21 伊多爾克
約翰從旅社走出來時,街上完全陷入沉靜的睡夢裏了。沒有行人,沒有馬車。但是有個紮眼的穿白色風衣的家夥,十分随意地披着一頭白色的長發。路燈的光從高出落下,給他蒙上一層溫暖的淺黃色。
約翰向赫莫斯走過去。
“你等了很久嗎?”他輕快地問。
“很久,”赫莫斯輕輕說,“我等你的每一秒都像一百年那麽漫長。但你看起來很高興,那麽我也很高興。”

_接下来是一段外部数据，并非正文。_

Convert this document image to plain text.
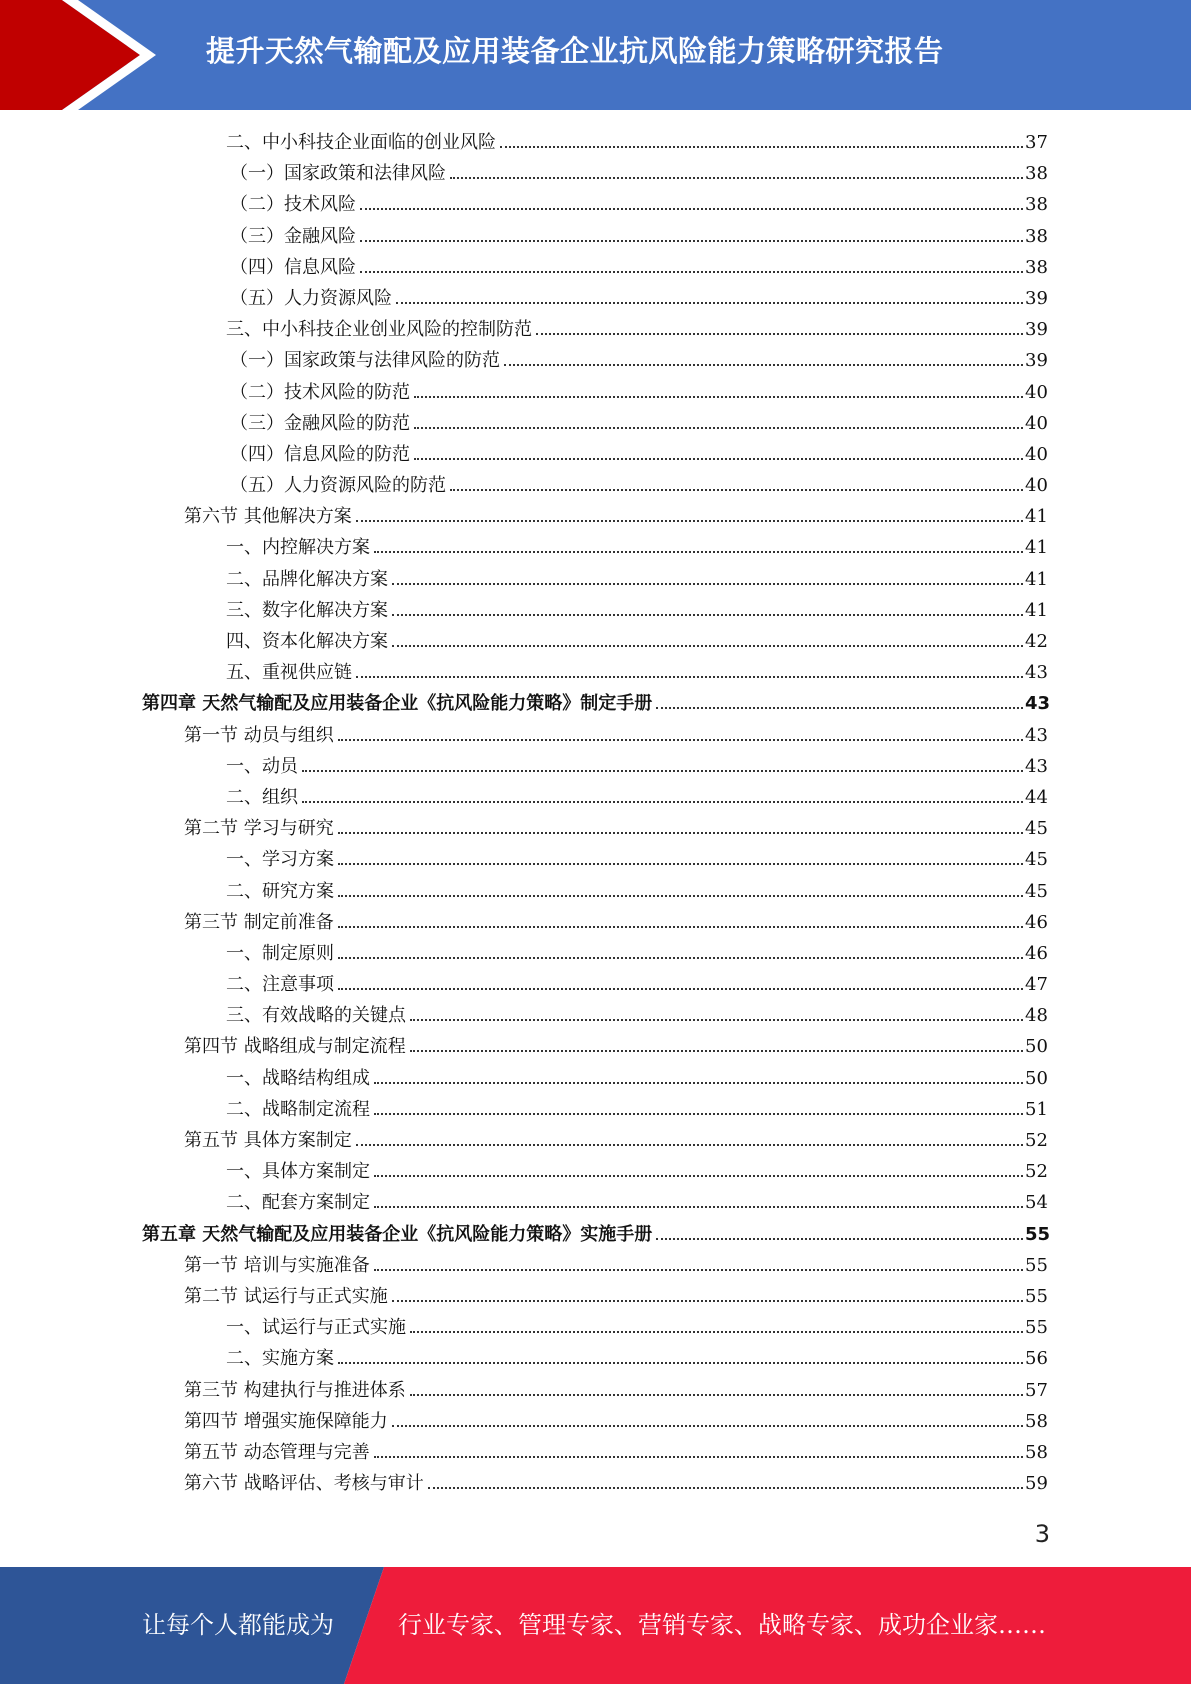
提升天然气输配及应用装备企业抗风险能力策略研究报告
二、中小科技企业面临的创业风险	37
（一）国家政策和法律风险	38
（二）技术风险	38
（三）金融风险	38
（四）信息风险	38
（五）人力资源风险	39
三、中小科技企业创业风险的控制防范	39
（一）国家政策与法律风险的防范	39
（二）技术风险的防范	40
（三）金融风险的防范	40
（四）信息风险的防范	40
（五）人力资源风险的防范	40
第六节 其他解决方案	41
一、内控解决方案	41
二、品牌化解决方案	41
三、数字化解决方案	41
四、资本化解决方案	42
五、重视供应链	43
第四章 天然气输配及应用装备企业《抗风险能力策略》制定手册	43
第一节 动员与组织	43
一、动员	43
二、组织	44
第二节 学习与研究	45
一、学习方案	45
二、研究方案	45
第三节 制定前准备	46
一、制定原则	46
二、注意事项	47
三、有效战略的关键点	48
第四节 战略组成与制定流程	50
一、战略结构组成	50
二、战略制定流程	51
第五节 具体方案制定	52
一、具体方案制定	52
二、配套方案制定	54
第五章 天然气输配及应用装备企业《抗风险能力策略》实施手册	55
第一节 培训与实施准备	55
第二节 试运行与正式实施	55
一、试运行与正式实施	55
二、实施方案	56
第三节 构建执行与推进体系	57
第四节 增强实施保障能力	58
第五节 动态管理与完善	58
第六节 战略评估、考核与审计	59
3
让每个人都能成为	行业专家、管理专家、营销专家、战略专家、成功企业家……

“是嗎?真是抱歉,我本來以為你會‘旁聽’的……我們說了很多有意思的話。”
“你知道我不會,”赫莫斯說,“因為那會讓你不高興。而且我喜歡你看着我說出來的話,而不是看着別人。”
“占有欲。”約翰評價說。
赫莫斯那一瞬間看起來是想反駁。他面頰上的肌肉抽動了一下,然而沒有說話。他只是突然把手從風衣口袋裏抽出來,扶住約翰的肩膀,去吻他,仿佛是要坐實那個“占有欲”的評價。這難得是一個溫柔,平靜,安寧的吻,明亮的燈光把他倆同周圍的夜色隔開,連四周的風好像都息了聲,靜靜從他們腳下溜過。天上的一千萬顆星星注視着他們,它們組成了和千年前相同的那片星空。
當他們結束這個吻時,約翰看着他,臉上浮現出不自覺的淡淡微笑。如果重返青春的老塔姆林在此,他大概會撇撇嘴,嗤笑這“惡心的愛情”。

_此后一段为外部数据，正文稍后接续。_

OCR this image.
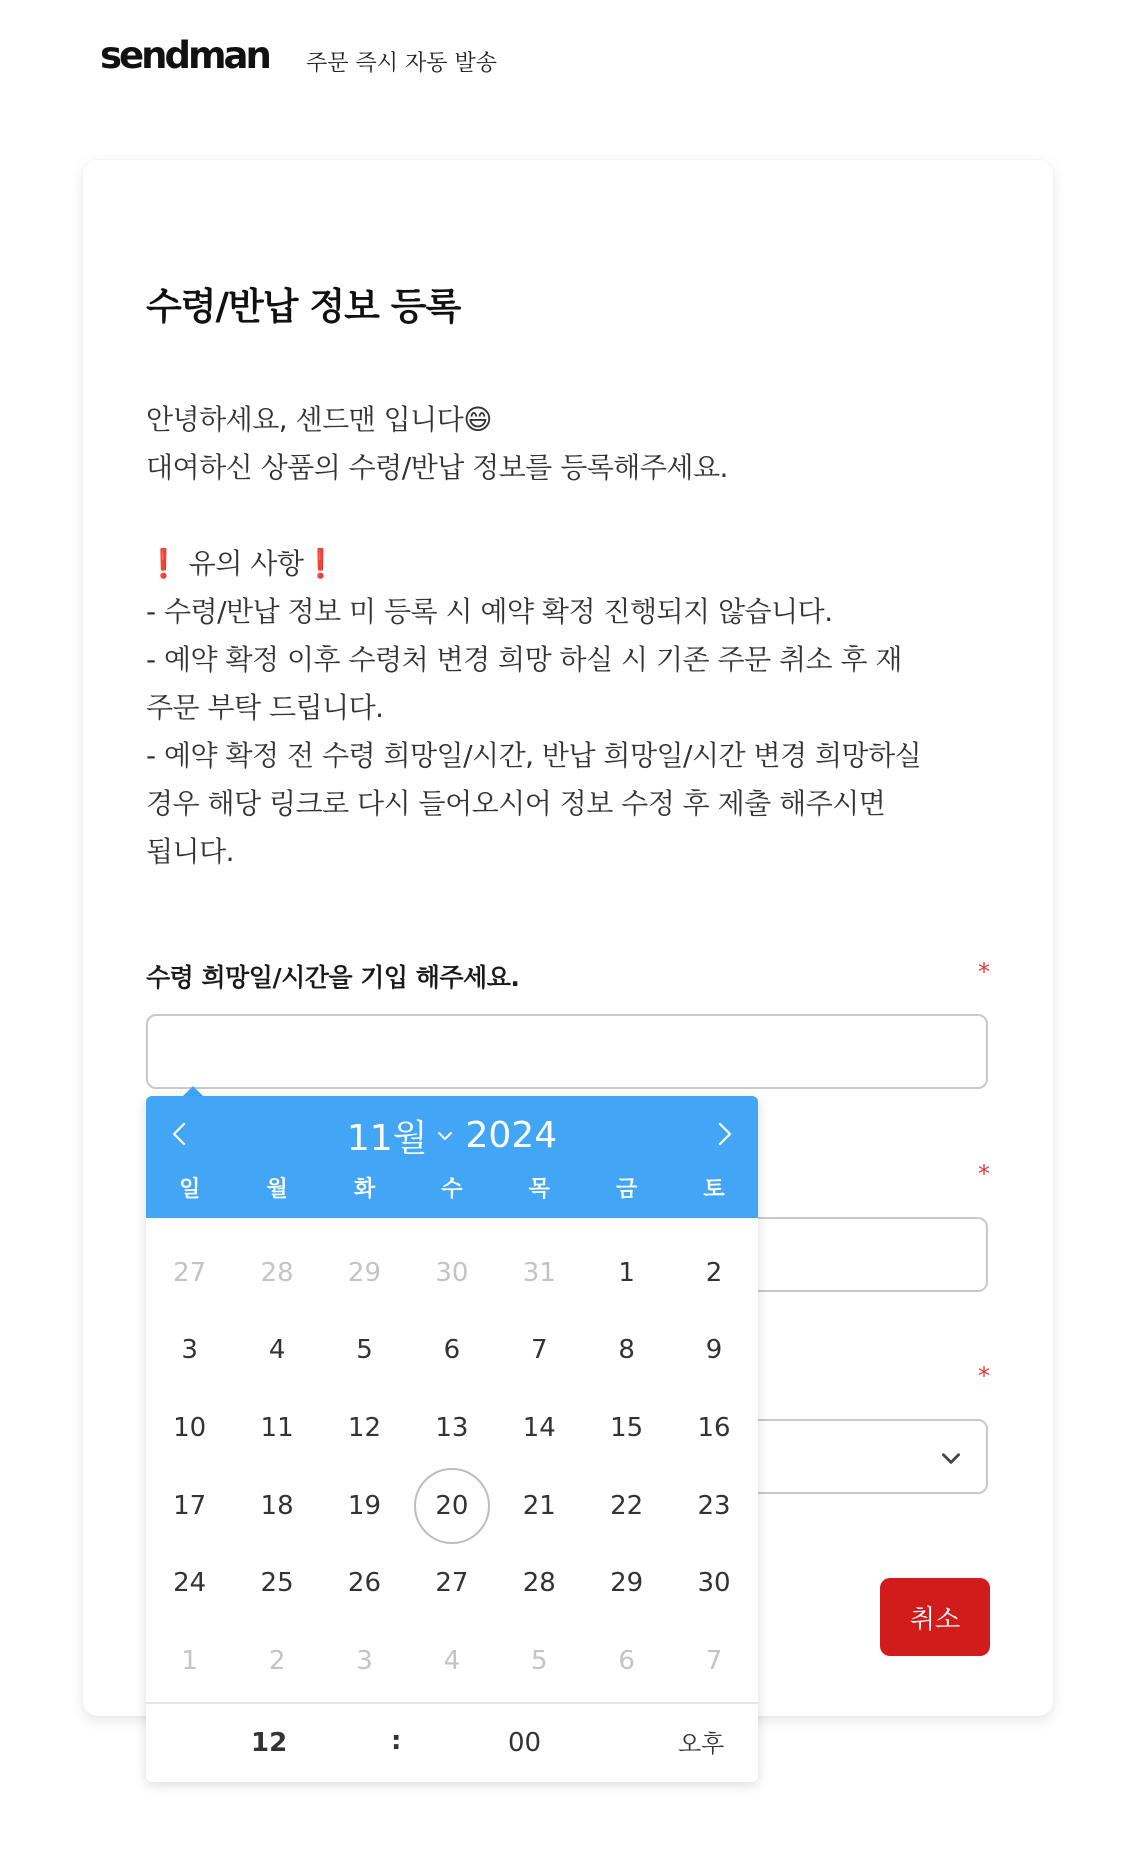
sendman 주문 즉시 자동 발송
수령/반납 정보 등록
안녕하세요, 센드맨 입니다😄
대여하신 상품의 수령/반납 정보를 등록해주세요.
❗ 유의 사항❗
- 수령/반납 정보 미 등록 시 예약 확정 진행되지 않습니다.
- 예약 확정 이후 수령처 변경 희망 하실 시 기존 주문 취소 후 재
주문 부탁 드립니다.
- 예약 확정 전 수령 희망일/시간, 반납 희망일/시간 변경 희망하실
경우 해당 링크로 다시 들어오시어 정보 수정 후 제출 해주시면
됩니다.
수령 희망일/시간을 기입 해주세요.	*
*
*
취소
11월 2024
일	월	화	수	목	금	토
27 28 29 30 31 1	2
3	4	5	6	7	8	9
10 11 12 13 14 15 16
17 18 19	20	21 22 23
24 25 26 27 28 29 30
1	2	3	4	5	6	7
12	:	00	오후
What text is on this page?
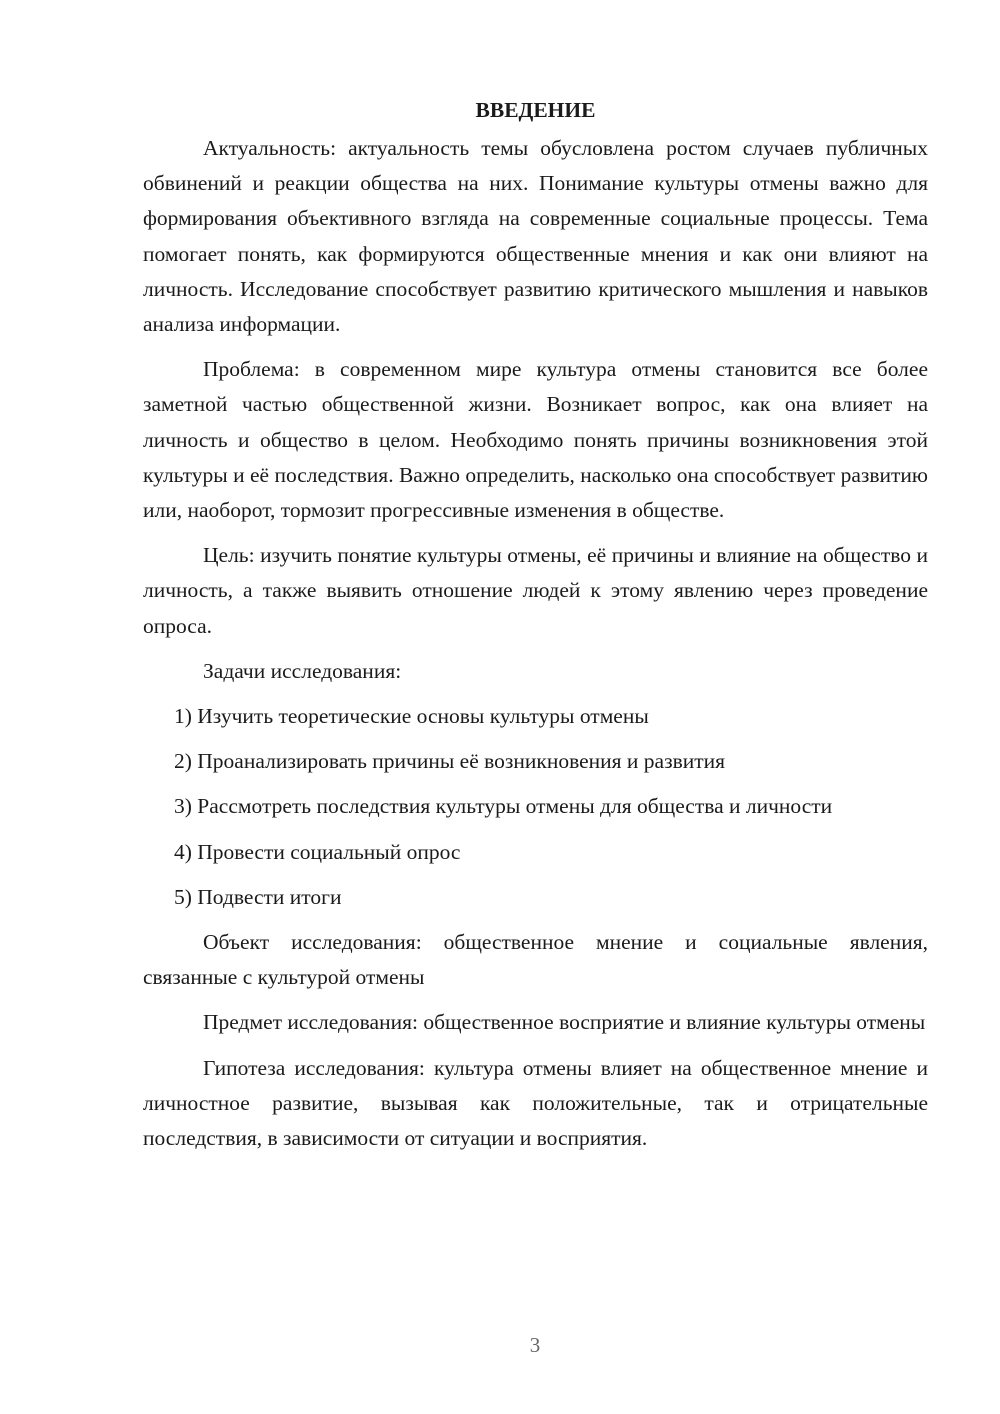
ВВЕДЕНИЕ

Актуальность: актуальность темы обусловлена ростом случаев публичных обвинений и реакции общества на них. Понимание культуры отмены важно для формирования объективного взгляда на современные социальные процессы. Тема помогает понять, как формируются общественные мнения и как они влияют на личность. Исследование способствует развитию критического мышления и навыков анализа информации.

Проблема: в современном мире культура отмены становится все более заметной частью общественной жизни. Возникает вопрос, как она влияет на личность и общество в целом. Необходимо понять причины возникновения этой культуры и её последствия. Важно определить, насколько она способствует развитию или, наоборот, тормозит прогрессивные изменения в обществе.

Цель: изучить понятие культуры отмены, её причины и влияние на общество и личность, а также выявить отношение людей к этому явлению через проведение опроса.

Задачи исследования:

1) Изучить теоретические основы культуры отмены

2) Проанализировать причины её возникновения и развития

3) Рассмотреть последствия культуры отмены для общества и личности

4) Провести социальный опрос

5) Подвести итоги

Объект исследования: общественное мнение и социальные явления, связанные с культурой отмены

Предмет исследования: общественное восприятие и влияние культуры отмены

Гипотеза исследования: культура отмены влияет на общественное мнение и личностное развитие, вызывая как положительные, так и отрицательные последствия, в зависимости от ситуации и восприятия.

3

赫莫斯看着約翰,近幾個月來的不安和他現在所體會的滿足交織在一起,化為一股沖動。他問約翰:“我們最後一次見面時,你對我說的都是真的嗎?”
我愛你,不是因為你是個好人,你尊重我,不會傷害我。我愛你是因為你是你,無論如何我都會愛你。
告訴我是真的。赫莫斯在心裏默念。向我承諾它們不是安慰我的虛言。
約翰看着赫莫斯,啞然失笑。
接着他說:“我很抱歉——我那時确實騙了你。”
赫莫斯覺得自己有如被當胸一劍。苦澀蔓延開來,他嘲笑自己自取其辱……
可他聽見約翰繼續說:“但現在情況不一樣了,我不會再對你說什麽鬼扯的‘最遲五年’了。我發誓,我要和你一直在一起。”他湊過來親親戀人的嘴角。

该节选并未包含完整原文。